The development and increasing sophistication of automated underwriting systems (AUS) have transformed the mortgage industry significantly since the inception of the first AUS by Freddie Mac. Credit scores, particularly those provided by FICO, have been pivotal in assessing a borrower’s likelihood of mortgage delinquency. For years, FICO remained the dominant scoring model used by government-sponsored enterprises (GSEs) when determining borrower risk, thereby establishing a standard in mortgage underwriting processes. However, the introduction of VantageScore has challenged FICO’s long-standing monopoly, presenting lenders with an alternative that could impact borrower evaluation methods. With the option to utilize either scoring model, lenders now face new dynamics in how they assess risk when delivering loans to the GSEs.

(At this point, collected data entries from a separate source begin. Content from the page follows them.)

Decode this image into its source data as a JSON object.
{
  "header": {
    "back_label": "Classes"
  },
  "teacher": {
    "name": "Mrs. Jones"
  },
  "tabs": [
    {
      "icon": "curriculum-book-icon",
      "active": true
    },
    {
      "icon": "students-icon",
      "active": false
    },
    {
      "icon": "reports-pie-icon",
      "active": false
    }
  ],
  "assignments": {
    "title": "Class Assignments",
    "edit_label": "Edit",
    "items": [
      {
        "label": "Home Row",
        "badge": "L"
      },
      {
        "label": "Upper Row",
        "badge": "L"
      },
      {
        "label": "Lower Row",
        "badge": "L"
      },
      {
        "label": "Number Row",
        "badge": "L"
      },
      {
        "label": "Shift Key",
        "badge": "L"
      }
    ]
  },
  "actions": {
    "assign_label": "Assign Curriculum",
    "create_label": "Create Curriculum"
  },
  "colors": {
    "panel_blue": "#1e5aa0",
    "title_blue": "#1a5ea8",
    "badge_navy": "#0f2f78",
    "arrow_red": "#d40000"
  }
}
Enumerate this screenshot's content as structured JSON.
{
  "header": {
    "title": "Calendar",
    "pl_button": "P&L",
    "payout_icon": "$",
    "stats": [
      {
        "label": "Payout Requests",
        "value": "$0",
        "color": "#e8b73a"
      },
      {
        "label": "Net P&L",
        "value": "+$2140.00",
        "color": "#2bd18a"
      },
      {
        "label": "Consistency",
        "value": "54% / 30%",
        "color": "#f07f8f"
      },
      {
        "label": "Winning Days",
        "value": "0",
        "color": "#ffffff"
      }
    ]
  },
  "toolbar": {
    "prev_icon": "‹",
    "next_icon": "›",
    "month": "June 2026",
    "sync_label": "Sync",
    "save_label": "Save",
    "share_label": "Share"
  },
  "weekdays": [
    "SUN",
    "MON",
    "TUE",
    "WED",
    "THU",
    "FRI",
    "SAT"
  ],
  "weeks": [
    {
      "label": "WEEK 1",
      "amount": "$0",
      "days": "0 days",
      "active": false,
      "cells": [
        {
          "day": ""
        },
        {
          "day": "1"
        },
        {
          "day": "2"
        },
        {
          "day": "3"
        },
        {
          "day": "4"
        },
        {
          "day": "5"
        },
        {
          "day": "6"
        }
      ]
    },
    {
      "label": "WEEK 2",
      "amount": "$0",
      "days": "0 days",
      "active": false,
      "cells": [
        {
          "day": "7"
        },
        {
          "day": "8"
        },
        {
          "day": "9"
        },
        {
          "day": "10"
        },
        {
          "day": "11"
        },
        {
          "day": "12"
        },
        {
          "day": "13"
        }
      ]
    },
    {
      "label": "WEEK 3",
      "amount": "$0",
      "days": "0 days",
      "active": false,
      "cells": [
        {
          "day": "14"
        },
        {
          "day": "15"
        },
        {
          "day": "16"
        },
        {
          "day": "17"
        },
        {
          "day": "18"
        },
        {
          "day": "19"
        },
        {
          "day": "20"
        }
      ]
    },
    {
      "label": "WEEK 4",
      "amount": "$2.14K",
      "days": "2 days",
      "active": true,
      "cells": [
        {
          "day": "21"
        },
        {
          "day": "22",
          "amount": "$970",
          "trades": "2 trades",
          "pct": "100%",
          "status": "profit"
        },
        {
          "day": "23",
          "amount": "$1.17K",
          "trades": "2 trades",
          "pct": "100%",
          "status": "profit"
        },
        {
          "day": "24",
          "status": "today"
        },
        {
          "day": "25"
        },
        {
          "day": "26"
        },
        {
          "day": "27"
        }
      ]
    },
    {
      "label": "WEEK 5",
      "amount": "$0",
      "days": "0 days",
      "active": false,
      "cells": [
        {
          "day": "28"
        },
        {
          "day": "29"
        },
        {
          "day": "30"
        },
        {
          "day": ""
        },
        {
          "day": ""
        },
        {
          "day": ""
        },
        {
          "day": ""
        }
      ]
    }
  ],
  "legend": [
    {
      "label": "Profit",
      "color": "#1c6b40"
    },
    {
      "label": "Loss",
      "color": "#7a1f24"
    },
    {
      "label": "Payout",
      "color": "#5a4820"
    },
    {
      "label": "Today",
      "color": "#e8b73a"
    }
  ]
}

The Federal Housing Finance Agency’s (FHFA) policy change, which allows lenders to choose between FICO and VantageScore, has implications that extend beyond borrower assessment. This “lender choice” framework can create potential risks for both credit and mortgage-backed securities (MBS) investors. Variability in credit score usage can lead to inconsistencies in risk assessment across the board, raising concerns about the reliability of credit evaluations used in underwriting decisions. As lenders adapt to this dual-scoring system, the industry must uniformly address the potential ripple effects on loan performance, investor confidence, and overall market stability. In a landscape already characterized by fluctuations in economic conditions, the adoption of competing credit scoring models necessitates a reevaluation of risk management strategies to safeguard both lender interests and investor portfolios.

### Key Points:
– **Automated Underwriting Systems (AUS)**: Introduced by Freddie Mac, revolutionizing mortgage assessments.
– **FICO’s Dominance**: Historically the sole credit score provider for GSEs, crucial in predicting mortgage delinquency.
– **Emergence of VantageScore**: Provides competition to FICO, offering lenders an alternative for borrower evaluations.
– **FHFA’s “Lender Choice” Policy**: Allows lenders to use either credit scoring model, altering traditional mortgage underwriting practices.
– **Impact on Risk**: The dual-scoring option may introduce inconsistencies in risk assessments, posing challenges for credit and MBS investors.